With songs such as “Lovertits,” “Fuck the Pain Away,” and “Suck and Let Go,” the potty-mouthed Peaches exudes a sense of being completely in control while she stirs sexual feelings. While performing a couple years ago at Exclaim! magazine’s anniversary party, two males in the audience got so worked up they pulled their pants off in the middle of the crowd and started pretending to fuck each other up the ass. For a couple minutes, it seemed they might actually do it, right there in the middle of a crowd of hip, pushy guys who were getting more and more worked up (bizarrely, very few women were in attendance that night).

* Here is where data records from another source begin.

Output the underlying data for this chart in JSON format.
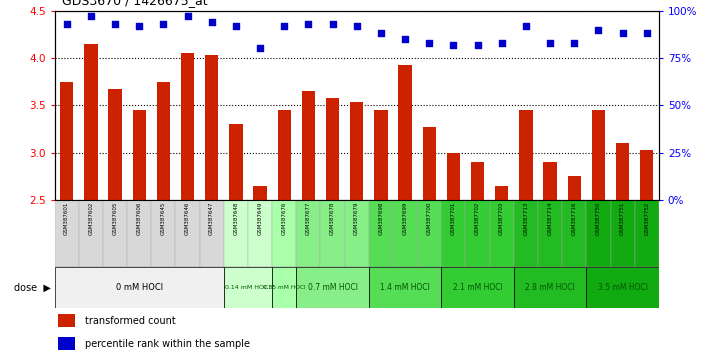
{
  "title": "GDS3670 / 1426675_at",
  "samples": [
    "GSM387601",
    "GSM387602",
    "GSM387605",
    "GSM387606",
    "GSM387645",
    "GSM387646",
    "GSM387647",
    "GSM387648",
    "GSM387649",
    "GSM387676",
    "GSM387677",
    "GSM387678",
    "GSM387679",
    "GSM387698",
    "GSM387699",
    "GSM387700",
    "GSM387701",
    "GSM387702",
    "GSM387703",
    "GSM387713",
    "GSM387714",
    "GSM387716",
    "GSM387750",
    "GSM387751",
    "GSM387752"
  ],
  "transformed_counts": [
    3.75,
    4.15,
    3.67,
    3.45,
    3.75,
    4.05,
    4.03,
    3.3,
    2.65,
    3.45,
    3.65,
    3.58,
    3.53,
    3.45,
    3.93,
    3.27,
    3.0,
    2.9,
    2.65,
    3.45,
    2.9,
    2.75,
    3.45,
    3.1,
    3.03
  ],
  "percentile_ranks": [
    93,
    97,
    93,
    92,
    93,
    97,
    94,
    92,
    80,
    92,
    93,
    93,
    92,
    88,
    85,
    83,
    82,
    82,
    83,
    92,
    83,
    83,
    90,
    88,
    88
  ],
  "dose_groups": [
    {
      "label": "0 mM HOCl",
      "start": 0,
      "end": 7,
      "bg": "#f0f0f0",
      "fg": "#000000",
      "fs": 6.0
    },
    {
      "label": "0.14 mM HOCl",
      "start": 7,
      "end": 9,
      "bg": "#ccffcc",
      "fg": "#005500",
      "fs": 4.5
    },
    {
      "label": "0.35 mM HOCl",
      "start": 9,
      "end": 10,
      "bg": "#aaffaa",
      "fg": "#005500",
      "fs": 4.2
    },
    {
      "label": "0.7 mM HOCl",
      "start": 10,
      "end": 13,
      "bg": "#88ee88",
      "fg": "#005500",
      "fs": 5.5
    },
    {
      "label": "1.4 mM HOCl",
      "start": 13,
      "end": 16,
      "bg": "#55dd55",
      "fg": "#005500",
      "fs": 5.5
    },
    {
      "label": "2.1 mM HOCl",
      "start": 16,
      "end": 19,
      "bg": "#33cc33",
      "fg": "#005500",
      "fs": 5.5
    },
    {
      "label": "2.8 mM HOCl",
      "start": 19,
      "end": 22,
      "bg": "#22bb22",
      "fg": "#005500",
      "fs": 5.5
    },
    {
      "label": "3.5 mM HOCl",
      "start": 22,
      "end": 25,
      "bg": "#11aa11",
      "fg": "#005500",
      "fs": 5.5
    }
  ],
  "sample_bg": [
    "#d8d8d8",
    "#d8d8d8",
    "#d8d8d8",
    "#d8d8d8",
    "#d8d8d8",
    "#d8d8d8",
    "#d8d8d8",
    "#ccffcc",
    "#ccffcc",
    "#aaffaa",
    "#88ee88",
    "#88ee88",
    "#88ee88",
    "#55dd55",
    "#55dd55",
    "#55dd55",
    "#33cc33",
    "#33cc33",
    "#33cc33",
    "#22bb22",
    "#22bb22",
    "#22bb22",
    "#11aa11",
    "#11aa11",
    "#11aa11"
  ],
  "ylim": [
    2.5,
    4.5
  ],
  "bar_color": "#cc2200",
  "dot_color": "#0000cc",
  "bg_color": "#ffffff"
}
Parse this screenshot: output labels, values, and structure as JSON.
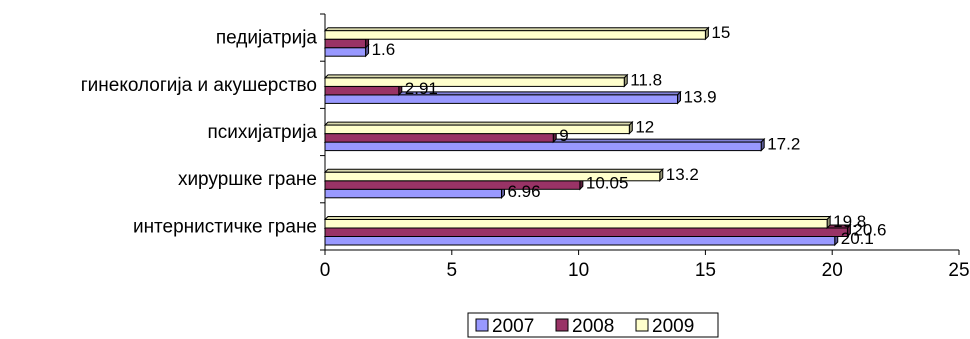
{
  "chart_data": {
    "type": "bar",
    "orientation": "horizontal",
    "title": "",
    "xlabel": "",
    "ylabel": "",
    "categories": [
      "интернистичке гране",
      "хируршке гране",
      "психијатрија",
      "гинекологија и акушерство",
      "педијатрија"
    ],
    "series": [
      {
        "name": "2007",
        "color": "#9999ff",
        "values": [
          20.1,
          6.96,
          17.2,
          13.9,
          1.6
        ],
        "labels": [
          "20.1",
          "6.96",
          "17.2",
          "13.9",
          "1.6"
        ]
      },
      {
        "name": "2008",
        "color": "#993366",
        "values": [
          20.6,
          10.05,
          9,
          2.91,
          1.6
        ],
        "labels": [
          "20.6",
          "10.05",
          "9",
          "2.91",
          ""
        ]
      },
      {
        "name": "2009",
        "color": "#ffffcc",
        "values": [
          19.8,
          13.2,
          12,
          11.8,
          15
        ],
        "labels": [
          "19.8",
          "13.2",
          "12",
          "11.8",
          "15"
        ]
      }
    ],
    "xlim": [
      0,
      25
    ],
    "xticks": [
      "0",
      "5",
      "10",
      "15",
      "20",
      "25"
    ],
    "grid": false,
    "legend_position": "bottom"
  }
}
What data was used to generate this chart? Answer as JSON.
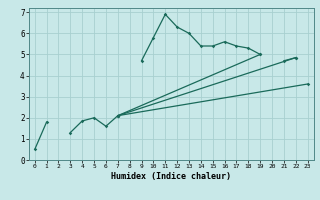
{
  "xlabel": "Humidex (Indice chaleur)",
  "bg_color": "#c8e8e8",
  "grid_color": "#a8d0d0",
  "line_color": "#1a6a5a",
  "xlim": [
    -0.5,
    23.5
  ],
  "ylim": [
    0,
    7.2
  ],
  "xticks": [
    0,
    1,
    2,
    3,
    4,
    5,
    6,
    7,
    8,
    9,
    10,
    11,
    12,
    13,
    14,
    15,
    16,
    17,
    18,
    19,
    20,
    21,
    22,
    23
  ],
  "yticks": [
    0,
    1,
    2,
    3,
    4,
    5,
    6,
    7
  ],
  "curve_main": {
    "segments": [
      {
        "x": [
          0,
          1
        ],
        "y": [
          0.5,
          1.8
        ]
      },
      {
        "x": [
          3,
          4,
          5,
          6,
          7
        ],
        "y": [
          1.3,
          1.85,
          2.0,
          1.6,
          2.1
        ]
      },
      {
        "x": [
          9,
          10,
          11,
          12,
          13,
          14,
          15,
          16,
          17,
          18,
          19
        ],
        "y": [
          4.7,
          5.8,
          6.9,
          6.3,
          6.0,
          5.4,
          5.4,
          5.6,
          5.4,
          5.3,
          5.0
        ]
      },
      {
        "x": [
          21,
          22
        ],
        "y": [
          4.7,
          4.85
        ]
      }
    ]
  },
  "curve_lines": [
    {
      "x": [
        7,
        23
      ],
      "y": [
        2.1,
        3.6
      ]
    },
    {
      "x": [
        7,
        22
      ],
      "y": [
        2.1,
        4.85
      ]
    },
    {
      "x": [
        7,
        19
      ],
      "y": [
        2.1,
        5.0
      ]
    }
  ]
}
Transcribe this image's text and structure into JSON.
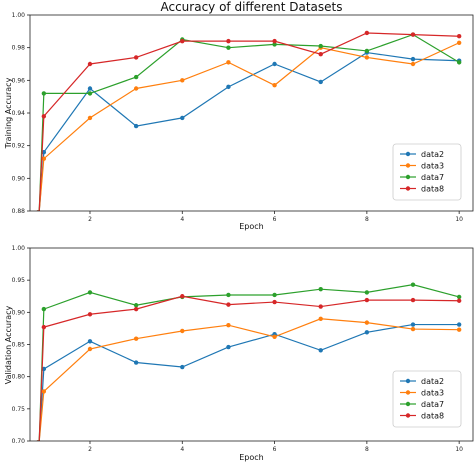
{
  "chart_data": [
    {
      "type": "line",
      "title": "Accuracy of different Datasets",
      "xlabel": "Epoch",
      "ylabel": "Training Accuracy",
      "xlim": [
        0.7,
        10.3
      ],
      "ylim": [
        0.88,
        1.0
      ],
      "xticks": [
        2,
        4,
        6,
        8,
        10
      ],
      "yticks": [
        0.88,
        0.9,
        0.92,
        0.94,
        0.96,
        0.98,
        1.0
      ],
      "ytick_labels": [
        "0.88",
        "0.90",
        "0.92",
        "0.94",
        "0.96",
        "0.98",
        "1.00"
      ],
      "grid": false,
      "legend_position": "bottom-right",
      "series": [
        {
          "name": "data2",
          "color": "#1f77b4",
          "x": [
            0.85,
            0.9,
            1,
            2,
            3,
            4,
            5,
            6,
            7,
            8,
            9,
            10
          ],
          "y": [
            0.88,
            0.88,
            0.916,
            0.955,
            0.932,
            0.937,
            0.956,
            0.97,
            0.959,
            0.977,
            0.973,
            0.972
          ]
        },
        {
          "name": "data3",
          "color": "#ff7f0e",
          "x": [
            0.85,
            0.9,
            1,
            2,
            3,
            4,
            5,
            6,
            7,
            8,
            9,
            10
          ],
          "y": [
            0.88,
            0.88,
            0.912,
            0.937,
            0.955,
            0.96,
            0.971,
            0.957,
            0.98,
            0.974,
            0.97,
            0.983
          ]
        },
        {
          "name": "data7",
          "color": "#2ca02c",
          "x": [
            0.85,
            0.9,
            1,
            2,
            3,
            4,
            5,
            6,
            7,
            8,
            9,
            10
          ],
          "y": [
            0.88,
            0.88,
            0.952,
            0.952,
            0.962,
            0.985,
            0.98,
            0.982,
            0.981,
            0.978,
            0.988,
            0.971
          ]
        },
        {
          "name": "data8",
          "color": "#d62728",
          "x": [
            0.85,
            0.9,
            1,
            2,
            3,
            4,
            5,
            6,
            7,
            8,
            9,
            10
          ],
          "y": [
            0.88,
            0.88,
            0.938,
            0.97,
            0.974,
            0.984,
            0.984,
            0.984,
            0.976,
            0.989,
            0.988,
            0.987
          ]
        }
      ]
    },
    {
      "type": "line",
      "title": "",
      "xlabel": "Epoch",
      "ylabel": "Validation Accuracy",
      "xlim": [
        0.7,
        10.3
      ],
      "ylim": [
        0.7,
        1.0
      ],
      "xticks": [
        2,
        4,
        6,
        8,
        10
      ],
      "yticks": [
        0.7,
        0.75,
        0.8,
        0.85,
        0.9,
        0.95,
        1.0
      ],
      "ytick_labels": [
        "0.70",
        "0.75",
        "0.80",
        "0.85",
        "0.90",
        "0.95",
        "1.00"
      ],
      "grid": false,
      "legend_position": "bottom-right",
      "series": [
        {
          "name": "data2",
          "color": "#1f77b4",
          "x": [
            0.85,
            0.9,
            1,
            2,
            3,
            4,
            5,
            6,
            7,
            8,
            9,
            10
          ],
          "y": [
            0.7,
            0.7,
            0.812,
            0.855,
            0.822,
            0.815,
            0.846,
            0.866,
            0.841,
            0.869,
            0.881,
            0.881
          ]
        },
        {
          "name": "data3",
          "color": "#ff7f0e",
          "x": [
            0.85,
            0.9,
            1,
            2,
            3,
            4,
            5,
            6,
            7,
            8,
            9,
            10
          ],
          "y": [
            0.7,
            0.7,
            0.777,
            0.843,
            0.859,
            0.871,
            0.88,
            0.862,
            0.89,
            0.884,
            0.874,
            0.873
          ]
        },
        {
          "name": "data7",
          "color": "#2ca02c",
          "x": [
            0.85,
            0.9,
            1,
            2,
            3,
            4,
            5,
            6,
            7,
            8,
            9,
            10
          ],
          "y": [
            0.7,
            0.7,
            0.905,
            0.931,
            0.911,
            0.924,
            0.927,
            0.927,
            0.936,
            0.931,
            0.943,
            0.924
          ]
        },
        {
          "name": "data8",
          "color": "#d62728",
          "x": [
            0.85,
            0.9,
            1,
            2,
            3,
            4,
            5,
            6,
            7,
            8,
            9,
            10
          ],
          "y": [
            0.7,
            0.7,
            0.877,
            0.897,
            0.905,
            0.925,
            0.912,
            0.916,
            0.909,
            0.919,
            0.919,
            0.918
          ]
        }
      ]
    }
  ]
}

“The porn writing I was doing was all about extremes of sexuality and male-female relations,” Berger comments. “I was going a bit crazy writing all that porn for four or five hours a day. I got paid well—up to $5,000 American per week—for doing it, but I got paid by the word, so I wanted to write a certain amount every day.”
Having made the switch to novelist, Berger is currently adapting Lie With Me into a screenplay. Whoredom is still sitting untouched on her desk. Berger hasn’t shown it to anyone yet, and seems almost embarrassed to discuss its content, but notes, “I’ve already finished it. It’s about an ordinary girl’s first relationship with a man. Then she becomes a stripper and falls in love with one of the guys at the club. It’s about the conflict between family and that kind of work.”
So, how does this shy writer reconcile herself to life in the public eye? “I was really ashamed, and still am, of the book,” she says. “I think it will take me another five years to come to terms with it. As it was all building up to the night of the launch, I felt like that night sort of broke everything open. My parents did come—both of them at separate times. Obviously, I recommended that they not read it, but they’re adults. They can do what they want….I’m still ashamed, but it’s become a little bit more acceptable in my own eyes. I read from it for the first time at the Canzine festival. It’s my responsibility to stand behind the work. I have to.”